ConnDOT Studying Tolls for Hartford Area Highways

ConnDOT is studying congestion tolling on I-84, I-91, and I-384 | Image: fhwa.dot.gov

When Tri-State spoke with ConnDOT Commissioner Jim Redeker in 2011, he identified state of good repair—prioritizing the maintenance of Connecticut’s existing road, bridge, and transit infrastructure—as the primary goal for his agency. In order to help achieve this, ConnDOT is now exploring express lane tolling to help pay for essential roadway improvements and manage congestion near Hartford, a move that could lead to a healthier, less congested, and more financially sound road and bridge network in central Connecticut.

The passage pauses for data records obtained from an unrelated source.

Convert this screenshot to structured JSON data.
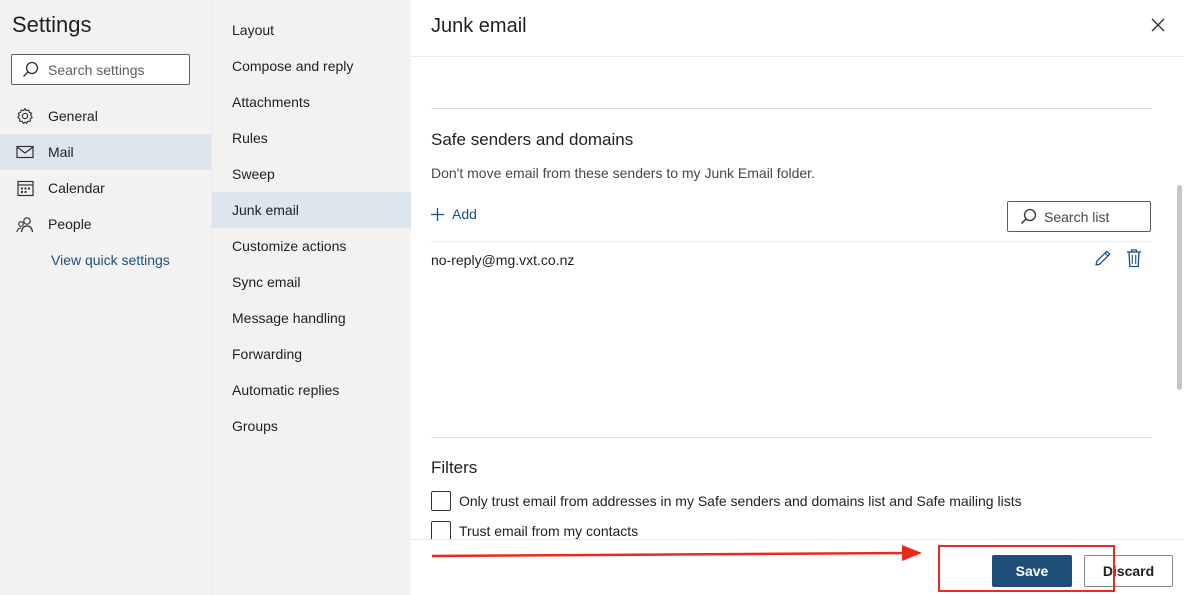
{
  "nav": {
    "title": "Settings",
    "search_placeholder": "Search settings",
    "items": [
      {
        "label": "General",
        "icon": "gear-icon"
      },
      {
        "label": "Mail",
        "icon": "mail-icon",
        "selected": true
      },
      {
        "label": "Calendar",
        "icon": "calendar-icon"
      },
      {
        "label": "People",
        "icon": "people-icon"
      }
    ],
    "quick_settings": "View quick settings"
  },
  "submenu": {
    "items": [
      "Layout",
      "Compose and reply",
      "Attachments",
      "Rules",
      "Sweep",
      "Junk email",
      "Customize actions",
      "Sync email",
      "Message handling",
      "Forwarding",
      "Automatic replies",
      "Groups"
    ],
    "selected": "Junk email"
  },
  "content": {
    "title": "Junk email",
    "safe_senders": {
      "title": "Safe senders and domains",
      "description": "Don't move email from these senders to my Junk Email folder.",
      "add_label": "Add",
      "search_list_label": "Search list",
      "entries": [
        "no-reply@mg.vxt.co.nz"
      ]
    },
    "filters": {
      "title": "Filters",
      "options": [
        {
          "label": "Only trust email from addresses in my Safe senders and domains list and Safe mailing lists",
          "checked": false
        },
        {
          "label": "Trust email from my contacts",
          "checked": false
        }
      ]
    },
    "footer": {
      "save_label": "Save",
      "discard_label": "Discard"
    }
  },
  "colors": {
    "accent": "#1f4e79",
    "link": "#1a4f82",
    "selected_bg": "#dde6ef",
    "annotation": "#e8291c"
  }
}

According to the Hartford Business Journal, a ConnDOT tolling study (announced in March) is examining “tolled express lanes” on I-84, I-91, and I-384. While the study’s results aren’t due until next October, high occupancy toll lanes—in which vehicles with multiple passengers ride for free, but single-occupancy vehicles pay—are reportedly in the mix.  HOT lanes are an innovative congestion mitigation tool that allows drivers to pay to bypass traffic, reducing congestion in the “free” lanes in the process. Tri-State has long called for implementation of HOT lanes on Connecticut’s existing HOV lanes.

Commissioner Redeker has said that proceeds from the tolls would go towards road maintenance, and there’s no doubt that Connecticut will soon need funds to address the deteriorating I-84 viaduct in Hartford, a stretch of road that is the busiest in the state, and a project that is being considered to be funded, in part, by tolling. The viaduct’s future has already been studied, and a wide range of replacement options are being deliberated [pdf]. Many residents are pushing for a project that would reclaim the space currently taken up by the structure, which cuts off city neighborhoods from one another and stifles potential economic development.

Fortunately for Hartford area residents, the planned opening of the CTfastrak bus rapid transit system in late 2013—whose main artery runs from Hartford to New Britain—will ease the disruption caused by future viaduct construction, no matter what type of project is chosen. Fast and congestion-free service will draw riders into the new line, and drivers that want to avoid a possible toll on the viaduct will have an additional transportation option, potentially growing ridership even further. The Hartford Courant editorial board has even called on the state to extend busway service to the east and north of the Hartford area via the existing HOV lanes as an additional means of providing more transit options for the region’s residents.